Pues bien, ahora hay una rebelión, una más en la incesante cadena de “escandalitos de los exquisitos”; o sea, los cultos, los muy cultos, los incultos en la burocracia, los aprovechados y los neo conductores de la vanguardia artística nacional.
El pretexto ya no es un dicho fuera de lo políticamente correcto (¿te acuerdas, Nicolás?), ahora es la audacia de exhibir en el MUAC, la sortija de Magid o como ya se dijo (sin albur), el anillo de Barragán.
Esta muestra –programada para el próximo jueves 27, le ha generado la primera gran tormenta a Jorge Volpi, Director de Difusión Cultural de la UNAM, porque familiares de Barragán y otros quejosos, entre ellos (publica Reforma) Miguel Adriá y algunos de cuyo nombre no quiero acordarme (como decía el Tío Miguel), se han tirado de la cabellera y se han rasgado el peplo porque cómo es posible, válgame Dios si ese diamante falso fue hecho a partir de la profanación de las urna y las cenizas del arquitecto, cuya parentela insiste en seguir explotando hasta más allá de la muerte, como hacen los descendientes de los famosos cuyo banquete siempre se sirve sobre la lápida de sus padres, abuelos o tíos.

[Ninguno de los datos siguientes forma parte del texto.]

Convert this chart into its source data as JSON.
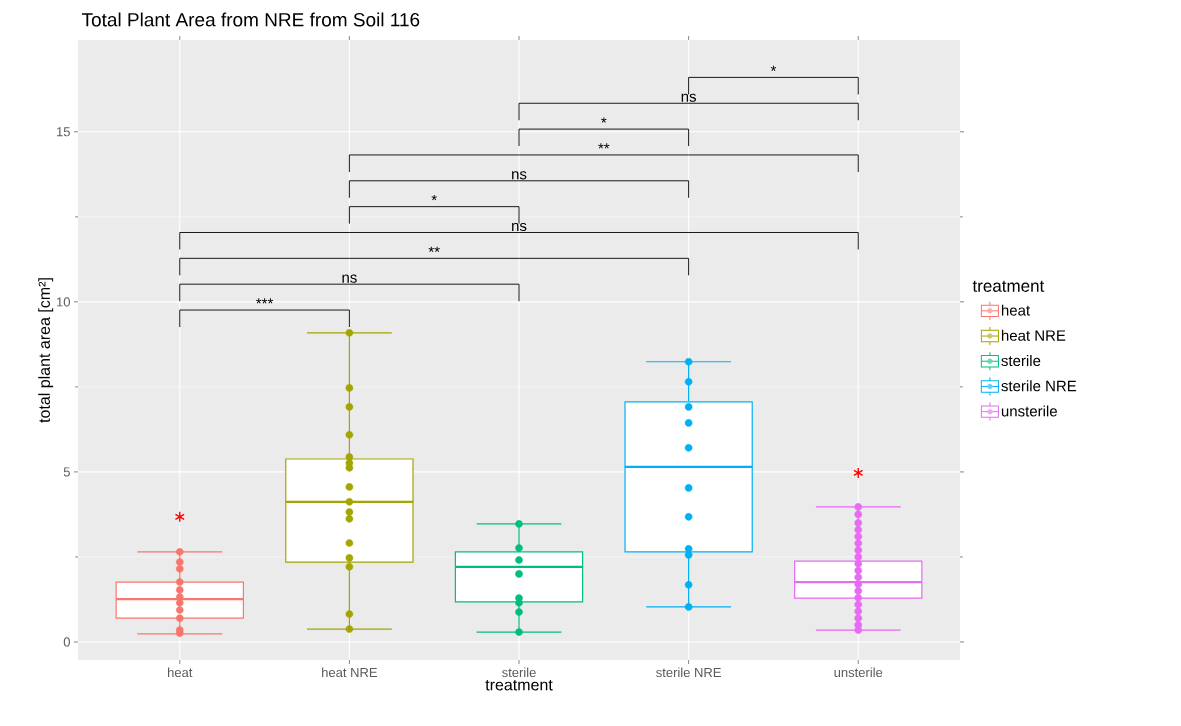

La parasitosis de los herederos.
Y a ellos se suman quienes no tiene sino un campo de pugna entre grupos de aprovechamiento. Si la mafia de los Kurimanzutto o la zona de Arte Contemporáneo de Minguer hubieran promovido esta muestra de Jill Magid y Federica Zanco, dueña de los archivos Barragán, no estarían tan indignados. Es un pleito de exquisitos en pendencia por las utilidades del esnobismo nacional bajo la sombrilla de la UNAM.
Cuauhtémoc Medina, curador en jefe del MUAC, quien ya ha informado, como Volpi de la aprobación colegiada de la exhibición en el museo, ha respondido bien, pero mal.
–¿Cómo?
–“No somos un museo para complacer, somos un museo para pensar”. Y con esa declaración tan bonita ya se ha echado al seno varios alacranes y “alacranas”.
Lo más difícil de una política cultural no es crear, promover o divulgar la cultura, es darle gusto a los exquisitos quienes siempre quieren desde la esquina de sus grupos mafiosos, tener la razón… y el dinero.